Nasıl diyordu ezgi;  “Sanki benim mor sümbüllü bağım var, Zemheri ayında canım gül ister benden...” Bir başına iktidarı, zemheri

Nasıl diyordu ezgi;  “Sanki benim mor sümbüllü bağım var, Zemheri ayında canım gül ister benden...” Bir başına iktidarı, zemheri gibi uzadıkça uzayan bin davarlı ağanın işsize, yoksula, hak arayana,” Vallahi yok, olsa dükkân sizin” bağlamında söylediği bir türkü ise eğer bu; vallahi şarap sofrasındaki yeminlerden daha yalan! Doğrusu mu; ötesi, açlık ve işsizlik olan 4/C köprüsüne sürülen TEKEL işçisinin türküsü olsa gerek …

Öte yandan ister ağa söylesin, ister maraba. Gerçek olan o ki, zemherinin tam ortasındayız.  Bocuk geceleri kâbus gibi marabanın tepesinde... Babam, ne zaman doğdun diye sorsam, hep –“Ben bocukta doğmuşum” derdi. Sonradan öğrendim ki; Trakya köylerinde ocak ayının ilk haftalarına bocuk denirmiş. Bir de bocuk geceleri ortalıkta dolaşan “bocuk dedesi” ya da “bocuk cadısı” denen yaratıklar olurmuş söylenceye göre... Bu bocuk canavarı geceleri ahırlara girer yeni doğum yapmış taze sütlü inek arar, bulduğunda da ineğin sütünü emermiş. Ve o inek bir daha süt vermezmiş. Gecenin saat birinde camı  açıp bağırıyorum; -“Ne ahır kaldı, ne inek. Sütü  de nahh bulursun bocuk canavarı”  Zemheri ayı … Hrant’ın katilleri bocuk gecelerinde...

24 Ocak kararları ve yaratcılarının canavar ruhları da… Shakespear Jül Sezar adlı oyununda Sezar’ı şöyle konuşturuyor; -“Çevremde tombul adamlar isterim ben, Kafası  rahat, geceleri uyuyan insanlar.

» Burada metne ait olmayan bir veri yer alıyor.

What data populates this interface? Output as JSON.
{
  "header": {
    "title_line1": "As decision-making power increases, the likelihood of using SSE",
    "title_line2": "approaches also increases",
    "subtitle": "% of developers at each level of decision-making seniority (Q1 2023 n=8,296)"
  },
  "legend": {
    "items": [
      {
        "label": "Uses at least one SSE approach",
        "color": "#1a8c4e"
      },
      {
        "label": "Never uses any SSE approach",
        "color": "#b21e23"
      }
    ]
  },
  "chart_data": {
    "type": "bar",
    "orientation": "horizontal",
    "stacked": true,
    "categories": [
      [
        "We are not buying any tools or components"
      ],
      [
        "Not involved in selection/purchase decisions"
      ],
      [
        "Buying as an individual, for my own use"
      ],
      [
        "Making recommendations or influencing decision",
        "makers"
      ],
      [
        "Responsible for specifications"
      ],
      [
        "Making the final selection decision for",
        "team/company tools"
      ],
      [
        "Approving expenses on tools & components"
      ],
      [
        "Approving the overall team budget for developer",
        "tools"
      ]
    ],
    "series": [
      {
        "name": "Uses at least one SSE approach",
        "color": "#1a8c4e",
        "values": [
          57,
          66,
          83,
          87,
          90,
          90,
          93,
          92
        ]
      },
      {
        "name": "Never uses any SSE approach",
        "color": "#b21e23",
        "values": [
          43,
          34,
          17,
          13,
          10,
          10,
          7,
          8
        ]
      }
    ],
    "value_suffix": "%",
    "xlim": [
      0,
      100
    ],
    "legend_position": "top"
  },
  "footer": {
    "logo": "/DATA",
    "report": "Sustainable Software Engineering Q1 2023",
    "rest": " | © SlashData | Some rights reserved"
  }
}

Oysa şu Cassius sıska ve aç görünüşlü, Çok düşünüyor: böyle insanlar tehlikelidir” Gazetelerde küresel krizden etkilenmediklerini söyleyen, geceleri rahat uyuyan tombul adamların fotoğrafları... Vee zemheri sabahında devrimcilerin çorba kazanları başında, Ankara ayazı iliklerinde sıska, aç görünüşlü tehlikeli insanlar…

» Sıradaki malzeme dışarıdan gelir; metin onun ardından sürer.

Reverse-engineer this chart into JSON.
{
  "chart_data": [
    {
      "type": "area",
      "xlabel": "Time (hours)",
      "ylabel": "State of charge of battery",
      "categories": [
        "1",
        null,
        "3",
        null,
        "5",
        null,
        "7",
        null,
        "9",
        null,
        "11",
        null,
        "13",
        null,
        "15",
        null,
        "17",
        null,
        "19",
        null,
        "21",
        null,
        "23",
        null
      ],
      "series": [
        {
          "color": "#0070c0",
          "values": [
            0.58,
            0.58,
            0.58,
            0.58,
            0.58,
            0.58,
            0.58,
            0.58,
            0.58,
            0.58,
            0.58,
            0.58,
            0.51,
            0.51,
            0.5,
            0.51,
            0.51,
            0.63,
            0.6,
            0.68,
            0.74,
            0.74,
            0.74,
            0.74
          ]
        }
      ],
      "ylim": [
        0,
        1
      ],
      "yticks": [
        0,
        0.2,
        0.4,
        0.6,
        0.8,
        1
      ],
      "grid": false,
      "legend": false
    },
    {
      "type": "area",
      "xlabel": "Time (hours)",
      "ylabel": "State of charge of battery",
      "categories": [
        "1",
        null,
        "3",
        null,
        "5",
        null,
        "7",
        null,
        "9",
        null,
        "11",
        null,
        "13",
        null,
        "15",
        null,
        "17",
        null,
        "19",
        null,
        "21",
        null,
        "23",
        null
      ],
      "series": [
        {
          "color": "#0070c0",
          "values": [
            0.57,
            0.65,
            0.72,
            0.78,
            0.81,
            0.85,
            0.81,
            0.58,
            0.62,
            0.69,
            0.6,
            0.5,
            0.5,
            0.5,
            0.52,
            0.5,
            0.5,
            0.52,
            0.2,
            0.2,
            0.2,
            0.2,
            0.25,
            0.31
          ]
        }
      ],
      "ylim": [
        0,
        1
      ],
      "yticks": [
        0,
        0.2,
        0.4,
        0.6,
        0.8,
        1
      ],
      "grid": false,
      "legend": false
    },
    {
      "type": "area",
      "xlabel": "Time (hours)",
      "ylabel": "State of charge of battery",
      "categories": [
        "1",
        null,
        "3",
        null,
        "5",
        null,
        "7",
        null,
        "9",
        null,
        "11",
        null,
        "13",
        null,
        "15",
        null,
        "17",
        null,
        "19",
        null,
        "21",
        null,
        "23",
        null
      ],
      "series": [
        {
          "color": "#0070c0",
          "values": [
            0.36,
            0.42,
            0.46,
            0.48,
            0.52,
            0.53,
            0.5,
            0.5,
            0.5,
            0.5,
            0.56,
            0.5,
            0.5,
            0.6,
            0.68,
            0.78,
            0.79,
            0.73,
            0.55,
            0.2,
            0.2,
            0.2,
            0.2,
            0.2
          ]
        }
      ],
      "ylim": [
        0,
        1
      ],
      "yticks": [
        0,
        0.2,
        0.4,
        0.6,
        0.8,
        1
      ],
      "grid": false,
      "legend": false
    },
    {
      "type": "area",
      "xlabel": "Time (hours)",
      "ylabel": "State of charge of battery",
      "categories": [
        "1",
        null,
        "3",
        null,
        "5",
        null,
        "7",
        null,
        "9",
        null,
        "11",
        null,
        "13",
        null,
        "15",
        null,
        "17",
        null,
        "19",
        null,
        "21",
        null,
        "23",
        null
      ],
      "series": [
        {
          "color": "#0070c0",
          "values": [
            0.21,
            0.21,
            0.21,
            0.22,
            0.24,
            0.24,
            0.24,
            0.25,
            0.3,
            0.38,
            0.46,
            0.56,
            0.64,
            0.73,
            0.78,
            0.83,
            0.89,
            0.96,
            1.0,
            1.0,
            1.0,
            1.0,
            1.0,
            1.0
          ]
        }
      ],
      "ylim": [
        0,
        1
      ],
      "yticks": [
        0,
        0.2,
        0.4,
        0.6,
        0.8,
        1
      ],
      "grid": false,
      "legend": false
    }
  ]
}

Bocuk canavarı ekranlarda arzı endam etmekte: -“Durmak yok, yola devam.” Bir Cemal Süreya dizesi ise gecede, sanki canavarı tercüme ediyor; –“Ben atımı böyle sürüyorum ya, / Yetişmek için mi, bilmem kaçmak için mi?” Bu bocuk gecelerinde Ankara sokakları, Söğütözü’nden Çukurambar’a Shakespear’in sahnesi gibi. İşte Menenius yurttaşlara sesleniyor; –“Pekâlâ, elinizde ne kadar değnek, çomak varsa hazır edin; / Roma’yla şehrin fareleri savaşa tutuşacak / Ve taraflardan biri kaybedecek.” Oysa savaşa tutuşacak denilen taraflar yan yana, el ele poz veriyorlar kameralara, yüzlerinde yapışık bir gülümseme ve fonda Hamlet’in sesi; –“Var olmak ya da olmamak işte düğüm burada.” Bocuk gecesinde saatler ilerliyor.

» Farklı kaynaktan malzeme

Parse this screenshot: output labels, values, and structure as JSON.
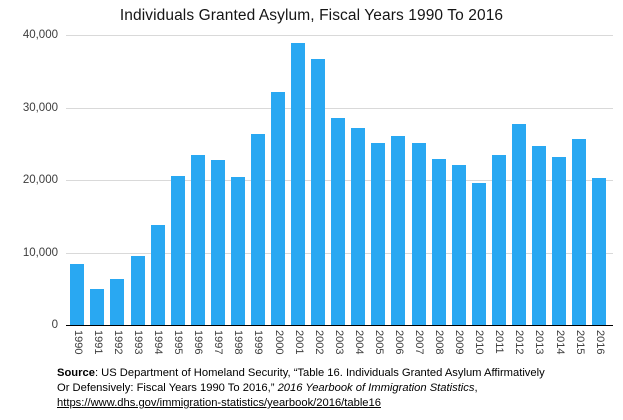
{
  "title": "Individuals Granted Asylum, Fiscal Years 1990 To 2016",
  "chart_data": {
    "type": "bar",
    "title": "Individuals Granted Asylum, Fiscal Years 1990 To 2016",
    "xlabel": "",
    "ylabel": "",
    "ylim": [
      0,
      40000
    ],
    "grid": "horizontal",
    "legend": "none",
    "x_label_rotation": 90,
    "bar_color": "#29a8f2",
    "y_ticks": [
      {
        "value": 40000,
        "label": "40,000"
      },
      {
        "value": 30000,
        "label": "30,000"
      },
      {
        "value": 20000,
        "label": "20,000"
      },
      {
        "value": 10000,
        "label": "10,000"
      },
      {
        "value": 0,
        "label": "0"
      }
    ],
    "categories": [
      "1990",
      "1991",
      "1992",
      "1993",
      "1994",
      "1995",
      "1996",
      "1997",
      "1998",
      "1999",
      "2000",
      "2001",
      "2002",
      "2003",
      "2004",
      "2005",
      "2006",
      "2007",
      "2008",
      "2009",
      "2010",
      "2011",
      "2012",
      "2013",
      "2014",
      "2015",
      "2016"
    ],
    "values": [
      8400,
      5000,
      6300,
      9500,
      13800,
      20600,
      23400,
      22800,
      20400,
      26300,
      32200,
      38900,
      36700,
      28600,
      27200,
      25100,
      26100,
      25100,
      22900,
      22100,
      19600,
      23400,
      27800,
      24700,
      23200,
      25600,
      20300
    ]
  },
  "source": {
    "line1_bold": "Source",
    "line1_rest": ": US Department of Homeland Security, “Table 16. Individuals Granted Asylum Affirmatively",
    "line2_normal": "Or Defensively: Fiscal Years 1990 To 2016,” ",
    "line2_italic": "2016 Yearbook of Immigration Statistics",
    "line2_tail": ",",
    "line3_link": "https://www.dhs.gov/immigration-statistics/yearbook/2016/table16"
  },
  "colors": {
    "bar": "#29a8f2",
    "gridline": "#d9d9d9",
    "axis": "#000000",
    "text": "#3d3d3d"
  }
}
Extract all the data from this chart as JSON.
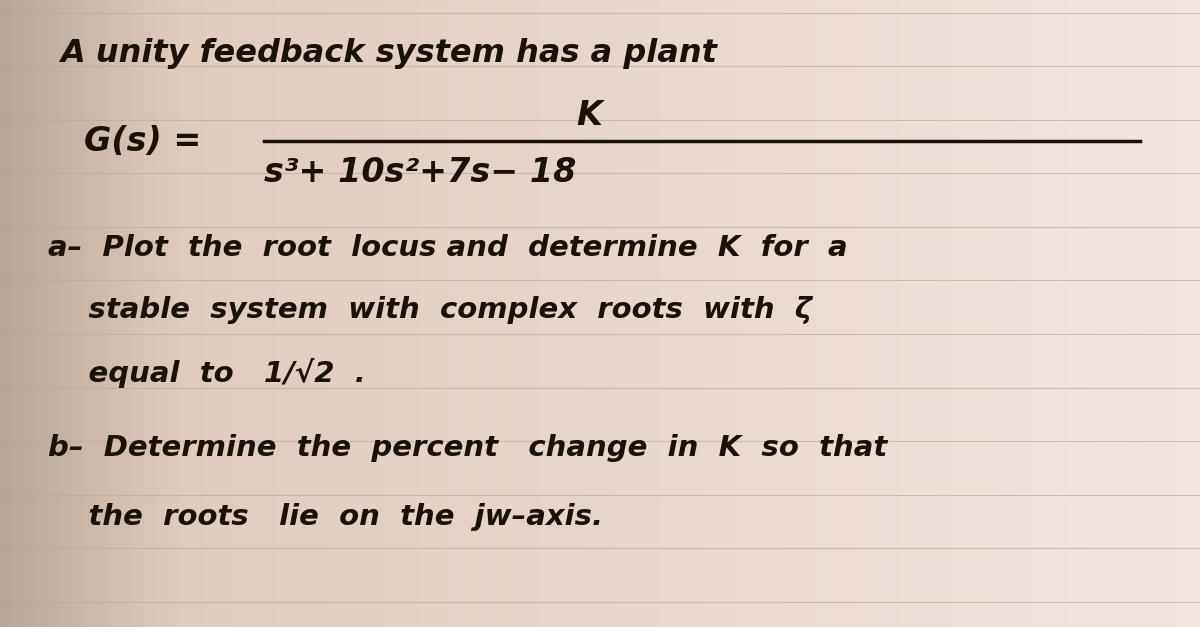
{
  "bg_color_left": "#d4c4b8",
  "bg_color_right": "#e8ddd4",
  "bg_color_center": "#f0ebe6",
  "line_color": "#b8a898",
  "text_color": "#1a1208",
  "title_line": "A unity feedback system has a plant",
  "transfer_func_label": "G(s) =",
  "numerator": "K",
  "denominator": "s³+ 10s²+7s− 18",
  "part_a_line1": "a–  Plot  the  root  locus and  determine  K  for  a",
  "part_a_line2": "    stable  system  with  complex  roots  with  ζ",
  "part_a_line3": "    equal  to   1/√2  .",
  "part_b_line1": "b–  Determine  the  percent   change  in  K  so  that",
  "part_b_line2": "    the  roots   lie  on  the  jw–axis.",
  "num_lines": 12,
  "figsize": [
    12.0,
    6.27
  ],
  "dpi": 100
}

İki neoliberal şebek bir aydınlatma direğinin dibinde şarkı söylüyor; –“İzin alıp Cuma namazına deyu maderden / Bir gün uğurlayalım çarkı sitem perverden / Dolaşıp iskeleye doğru nihan yollardan / Gidelim servi revanım yürü Sadabad’a.”

Bocuk canavarının neoliberallerle sorunu yok. Dolanıyor onları ve Edirne’den Kars’a linç kültürünü besliyor. Zemheride, çingeneleri sopalayıp, sürüyor yerlerinden yurtlarından. –“Zaten Roman diye bir şey yoktur, onlar dağda yürürken rom rom diye ses çıkaran Türklerdir” diyor. Sonra köşeyi dönüp  üstüme üstüme geliyor.

Tam gırtlağıma çökecekken, sıçrayıp gözlerimi açıyorum ter içerisinde. Perdelerin arasından süzülerek yüzüme vuran güneş ; “Sil! diyor zemheriyi de bocuk canavarını da. Güzel günler göreceğiz, güneşli, güzel günler.”